L’expert a déposé son rapport le 22 octobre 2015 mais la consolidation médico-légale de Madame Y n’était pas acquise à la date de son rapport.
Par jugement en date du 3 novembre 2016, le Tribunal a reconduit la mission d’expertise, et condamné Monsieur X à payer à Madame Y la somme de 2 000,00 Euros à titre d’indemnité provisionnelle à valoir sur son préjudice corporel.
L’expert a déposé son rapport le 31 mars 2017.

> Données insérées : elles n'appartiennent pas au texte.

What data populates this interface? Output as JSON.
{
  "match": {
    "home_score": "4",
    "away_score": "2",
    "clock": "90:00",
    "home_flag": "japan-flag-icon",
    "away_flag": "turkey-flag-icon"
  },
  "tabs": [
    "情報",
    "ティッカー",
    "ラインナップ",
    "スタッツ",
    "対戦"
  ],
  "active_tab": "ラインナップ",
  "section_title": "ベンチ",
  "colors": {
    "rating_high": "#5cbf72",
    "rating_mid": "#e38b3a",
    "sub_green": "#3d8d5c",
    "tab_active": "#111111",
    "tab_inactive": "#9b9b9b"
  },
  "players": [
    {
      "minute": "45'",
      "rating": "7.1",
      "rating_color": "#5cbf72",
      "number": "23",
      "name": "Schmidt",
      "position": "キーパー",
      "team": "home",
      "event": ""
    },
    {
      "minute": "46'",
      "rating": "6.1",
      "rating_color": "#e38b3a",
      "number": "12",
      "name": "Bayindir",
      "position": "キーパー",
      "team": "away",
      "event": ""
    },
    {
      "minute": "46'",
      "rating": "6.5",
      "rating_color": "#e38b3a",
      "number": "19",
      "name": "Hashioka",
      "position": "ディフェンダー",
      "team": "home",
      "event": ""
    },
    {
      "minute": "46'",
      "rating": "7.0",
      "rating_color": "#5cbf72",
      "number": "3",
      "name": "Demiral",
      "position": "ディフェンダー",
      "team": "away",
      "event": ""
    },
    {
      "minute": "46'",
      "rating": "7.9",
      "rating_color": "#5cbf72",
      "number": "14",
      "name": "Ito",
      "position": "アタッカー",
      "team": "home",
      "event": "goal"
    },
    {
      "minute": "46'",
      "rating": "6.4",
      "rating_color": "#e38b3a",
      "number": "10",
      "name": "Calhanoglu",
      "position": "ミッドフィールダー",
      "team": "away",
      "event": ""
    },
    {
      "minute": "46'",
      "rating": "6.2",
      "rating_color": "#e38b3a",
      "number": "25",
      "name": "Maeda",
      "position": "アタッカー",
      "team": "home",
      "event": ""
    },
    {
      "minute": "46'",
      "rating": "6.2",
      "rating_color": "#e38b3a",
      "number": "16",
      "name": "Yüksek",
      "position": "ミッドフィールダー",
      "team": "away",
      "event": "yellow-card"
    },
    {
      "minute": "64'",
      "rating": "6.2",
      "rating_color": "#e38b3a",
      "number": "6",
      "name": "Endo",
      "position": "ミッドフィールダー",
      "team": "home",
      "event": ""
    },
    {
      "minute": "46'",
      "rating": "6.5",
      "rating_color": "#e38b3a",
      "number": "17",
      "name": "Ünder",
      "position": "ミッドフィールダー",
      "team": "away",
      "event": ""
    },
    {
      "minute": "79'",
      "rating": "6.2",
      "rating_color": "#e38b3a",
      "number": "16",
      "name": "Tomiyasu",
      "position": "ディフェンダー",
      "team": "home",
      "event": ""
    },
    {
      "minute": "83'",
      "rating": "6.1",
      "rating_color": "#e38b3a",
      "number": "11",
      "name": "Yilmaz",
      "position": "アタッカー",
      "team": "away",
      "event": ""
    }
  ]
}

Il retient divers préjudices.
En conséquence Madame Y sollicite la condamnation de Monsieur X à lui payer avec exécution provisoire les sommes de :
[…] |
1 098,83 |
Euros |
∙ B C Temporaire |
2 119,22 |
Euros |
[…] |
3 000,00 |
Euros |
∙ B C Permanent |
5 760,00 |
Euros |
[…] |
— 2 000,00 |
Euros |
∙ Article 475-1 du Code de Procédure Pénale |
1 500,00 |
Euros |
La société KEOLIS sollicite la condamnation de Monsieur X à lui payer avec exécution provisoire les sommes de :
∙ Préjudice financier |
15 902,73 |
Euros |
∙ Frais d’expertise |
1 020,00 |
Euros |
∙ Article 475-1 du Code de Procédure Pénale |
1 500,00 |
Euros |
La Caisse Primaire d’Assurance Maladie du Rhône a déclaré ne pas intervenir mais a indiqué le montant des prestations servies à Madame Y soit 23 795,08 Euros.
∙ frais de santé : 491,47 Euros
∙ indemnités journalières : 23 303,59 Euros
Monsieur X a été cité pour l’audience de plaidoirie mais n’a pas comparu, l’acte ayant été délivré à Parquet.
La décision sera rendue par défaut à son encontre.
L’affaire a fait l’objet de plusieurs renvois et à l’issue des débats, il a été indiqué aux parties présentes que l’affaire était mise en délibéré et que la décision serait rendue le 8 mars 2018.
MOTIFS DE LA DÉCISION |
Attendu qu’en l’absence du défendeur, le Tribunal ne fait droit à la demande que s’il l’estime recevable, régulière et bien fondée ;
Attendu que par jugement en date du 1er avril 2015, le Tribunal a déclaré Monsieur X coupable des faits de violences volontaires sur une personne chargée de mission de service public et menaces de mort réitérées commis le 27 novembre 2014 au préjudice de Madame Y ;
Que par jugement du 3 novembre 2016, il a été déclaré entièrement responsable des préjudices subis et condamné à les indemniser ;
SUR L’INDEMNISATION de Madame Y
Attendu que l’expert a retenu dans son rapport les préjudices suivants :
B C Temporaire partiel (50 %) |
du 27 novembre au 31 décembre 2014 |
B C Temporaire partiel (25 %) |
du 1er janvier au 31 mars 2015 |
B C Temporaire partiel (10 %) |
du 1er avril au 30 septembre 2015 |
B C Temporaire partiel (8 %) |
du 1er octobre 2015 au 26 novembre 2016 |
Date de consolidation |
27 novembre 2016 |
B C Permanent |
4 % |
[…] |
2 / 7 |
Que le rapport d’expertise, qui présente une analyse satisfaisante des différents préjudices subis par la victime, sera retenu comme base d’évaluation du préjudice corporel de cette dernière, sous les réserves qui seront précisées le cas échéant ;
Que dans ces conditions, il y a lieu de fixer l’indemnisation de la victime de la façon suivante :
[…]
1-1 – Préjudices Patrimoniaux Temporaires (avant consolidation)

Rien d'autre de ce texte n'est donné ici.